Siedlungsgeografisch, kommunalpolitisch und umweltpolitisch eine Katastrophe
von Armin König
Soll man die Junge Union Saar nun heftig loben oder heftig kritisieren? Ihr plakativer Vorschlag für das Megaprojekt von eintausend 250.000-Euro-Häusern klingt sehr nach unseriöser Schaumschlägerei. Und die Idee, in »mindestens 50 Orten« neue Baugebiete mit je 20 Häusern per Ausnahmegenehmigung zuzulassen, ist umwelt- und klimapolitisch kritisch zu betrachten. Angesichts der neuen Bertelsmann-Zahlen zum demografischen Wandel, zu Schrumpfung und zu Leerständen im Saarland, ist dies Nonsens.
Andererseits:
Wenn innerörtliches Wohnen in Bereichen mit vielen Leerständen oder Baulücken vorgesehen ist, braucht man keine Ausnahmegenehmigung. Die Verdichtung mit bezahlbaren, energetisch optimierten Häusern wäre ein Segen und würde die Ortskerne stärken.
Deshalb darf man wenigstens den Mut der Jungen Union Saar loben, groß zu denken, Visionen zu entwickeln und den darniederliegenden Wohnungs- und Baumarkt zu beleben.
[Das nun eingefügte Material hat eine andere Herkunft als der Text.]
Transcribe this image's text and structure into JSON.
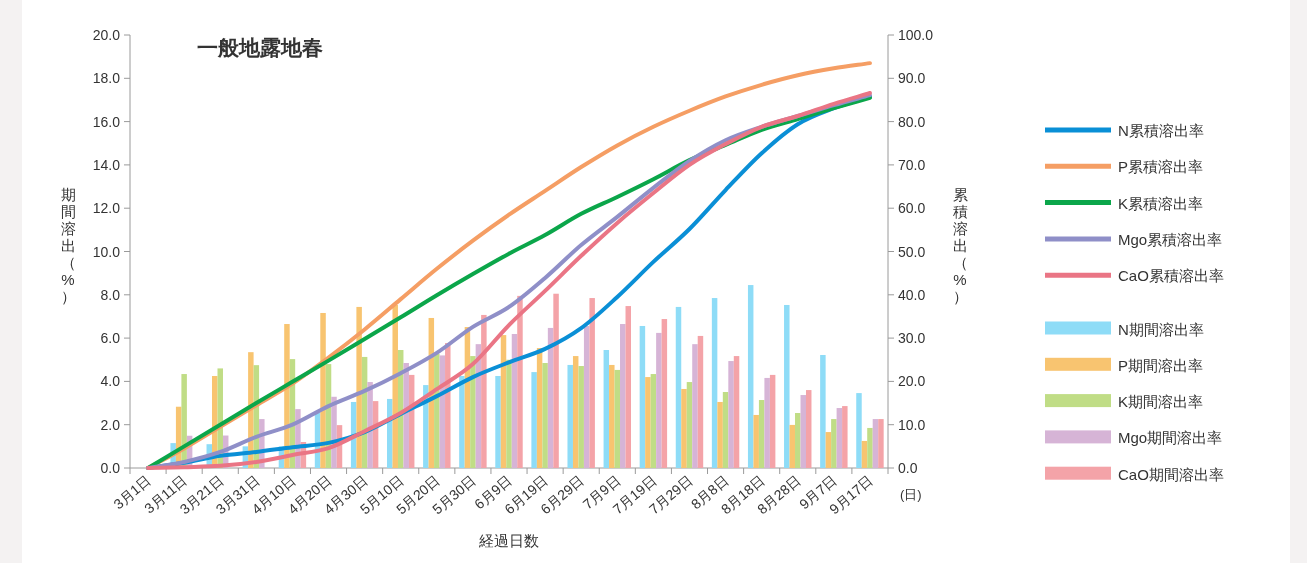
{
  "chart_data": {
    "type": "bar",
    "title": "一般地露地春",
    "xlabel": "経過日数",
    "ylabel": "期間溶出（%）",
    "y2label": "累積溶出（%）",
    "annotations": [
      "(日)"
    ],
    "categories": [
      "3月1日",
      "3月11日",
      "3月21日",
      "3月31日",
      "4月10日",
      "4月20日",
      "4月30日",
      "5月10日",
      "5月20日",
      "5月30日",
      "6月9日",
      "6月19日",
      "6月29日",
      "7月9日",
      "7月19日",
      "7月29日",
      "8月8日",
      "8月18日",
      "8月28日",
      "9月7日",
      "9月17日"
    ],
    "ylim": [
      0,
      20
    ],
    "yticks": [
      {
        "value": 0,
        "label": "0.0"
      },
      {
        "value": 2,
        "label": "2.0"
      },
      {
        "value": 4,
        "label": "4.0"
      },
      {
        "value": 6,
        "label": "6.0"
      },
      {
        "value": 8,
        "label": "8.0"
      },
      {
        "value": 10,
        "label": "10.0"
      },
      {
        "value": 12,
        "label": "12.0"
      },
      {
        "value": 14,
        "label": "14.0"
      },
      {
        "value": 16,
        "label": "16.0"
      },
      {
        "value": 18,
        "label": "18.0"
      },
      {
        "value": 20,
        "label": "20.0"
      }
    ],
    "y2lim": [
      0,
      100
    ],
    "y2ticks": [
      {
        "value": 0,
        "label": "0.0"
      },
      {
        "value": 10,
        "label": "10.0"
      },
      {
        "value": 20,
        "label": "20.0"
      },
      {
        "value": 30,
        "label": "30.0"
      },
      {
        "value": 40,
        "label": "40.0"
      },
      {
        "value": 50,
        "label": "50.0"
      },
      {
        "value": 60,
        "label": "60.0"
      },
      {
        "value": 70,
        "label": "70.0"
      },
      {
        "value": 80,
        "label": "80.0"
      },
      {
        "value": 90,
        "label": "90.0"
      },
      {
        "value": 100,
        "label": "100.0"
      }
    ],
    "legend": "right",
    "marker": "none",
    "line_style": "solid",
    "series": [
      {
        "name": "N累積溶出率",
        "type": "line",
        "axis": "y2",
        "color": "#0a8fd6",
        "values": [
          0,
          1.2,
          2.8,
          3.7,
          4.8,
          5.8,
          8.3,
          12.5,
          16.6,
          21,
          24.4,
          27.5,
          32.3,
          39.5,
          47.6,
          55.2,
          64.2,
          72.7,
          79.4,
          83.1,
          85.7
        ]
      },
      {
        "name": "P累積溶出率",
        "type": "line",
        "axis": "y2",
        "color": "#f59e64",
        "values": [
          0,
          4.5,
          9.5,
          14.5,
          19.5,
          25.5,
          32,
          39,
          46,
          52.5,
          58.5,
          64,
          69.5,
          74.5,
          78.8,
          82.5,
          85.8,
          88.5,
          90.7,
          92.3,
          93.5
        ]
      },
      {
        "name": "K累積溶出率",
        "type": "line",
        "axis": "y2",
        "color": "#0ba64a",
        "values": [
          0,
          5,
          10,
          15,
          19.9,
          24.8,
          29.8,
          34.8,
          39.9,
          44.8,
          49.5,
          53.8,
          58.7,
          62.6,
          66.7,
          71.1,
          74.6,
          78.1,
          80.6,
          83.1,
          85.5
        ]
      },
      {
        "name": "Mgo累積溶出率",
        "type": "line",
        "axis": "y2",
        "color": "#8f8fc8",
        "values": [
          0,
          1.4,
          3.7,
          7.2,
          10,
          14.3,
          17.8,
          21.9,
          26.6,
          32.6,
          37.2,
          43.9,
          51.5,
          58,
          64.7,
          70.9,
          75.7,
          78.8,
          81.3,
          83.8,
          86.1
        ]
      },
      {
        "name": "CaO累積溶出率",
        "type": "line",
        "axis": "y2",
        "color": "#ea7585",
        "values": [
          0,
          0.2,
          0.5,
          1.4,
          3,
          4.6,
          8.5,
          12.7,
          18.2,
          24,
          33,
          40.9,
          49,
          56.6,
          63.5,
          70,
          74.8,
          78.8,
          81.3,
          84.1,
          86.6
        ]
      },
      {
        "name": "N期間溶出率",
        "color": "#8edcf7",
        "values": [
          0,
          1.15,
          1.1,
          1.0,
          1.0,
          2.54,
          3.05,
          3.19,
          3.83,
          4.25,
          4.25,
          4.43,
          4.76,
          5.45,
          6.56,
          7.44,
          7.85,
          8.45,
          7.53,
          5.22,
          3.46
        ]
      },
      {
        "name": "P期間溶出率",
        "color": "#f8c470",
        "values": [
          0,
          2.83,
          4.25,
          5.35,
          6.65,
          7.16,
          7.44,
          7.53,
          6.93,
          6.51,
          6.14,
          5.54,
          5.17,
          4.76,
          4.2,
          3.65,
          3.05,
          2.45,
          1.99,
          1.66,
          1.25
        ]
      },
      {
        "name": "K期間溶出率",
        "color": "#c0dd86",
        "values": [
          0,
          4.34,
          4.6,
          4.75,
          5.03,
          4.8,
          5.13,
          5.45,
          5.27,
          5.17,
          5.0,
          4.85,
          4.71,
          4.53,
          4.34,
          3.97,
          3.51,
          3.14,
          2.54,
          2.26,
          1.85
        ]
      },
      {
        "name": "Mgo期間溶出率",
        "color": "#d6b4d6",
        "values": [
          0,
          1.49,
          1.5,
          2.26,
          2.72,
          3.29,
          3.97,
          4.85,
          5.2,
          5.72,
          6.19,
          6.47,
          6.56,
          6.65,
          6.24,
          5.72,
          4.94,
          4.16,
          3.37,
          2.77,
          2.26
        ]
      },
      {
        "name": "CaO期間溶出率",
        "color": "#f4a3a8",
        "values": [
          0,
          null,
          null,
          null,
          1.2,
          1.98,
          3.09,
          4.3,
          5.77,
          7.07,
          7.95,
          8.05,
          7.85,
          7.48,
          6.88,
          6.1,
          5.17,
          4.3,
          3.6,
          2.86,
          2.26
        ]
      }
    ]
  }
}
Das ist aber auch schon alles.
Diese Variante ist überholt und sowohl siedlungsgeographisch als auch demografisch absurd (siehe Bertelsmann, siehe DeStatis, siehe Illingen 2030, siehe MeLANIE, auch durch Illingen auf den Weg gebracht).
Angesichts der von der CDU angezettelten Debatte über den Landesentwicklungsplan Siedlung und Umwelt ist dies wohl ein populistischer Versuch, mit einem 400-Millionen-Euro-Programm (kann auch 450 Millionen Euro kosten) zu punkten, das im Saarland natürlich unbezahlbar wäre.
In 50 Orten Erschließungsmaßnahmen für 1000 Häuser durchzuführen, würde mindestens 100 Millionen Euro an Zusatzkosten verursachen. Üblicherweise müssen Erschließungskosten umgelegt werden. Dann wird das 250.000-Euro-Haus nicht zu halten sein. So billig kann keine Modulbauweise sein. Wenn nicht: bleibt es unbezahlbar.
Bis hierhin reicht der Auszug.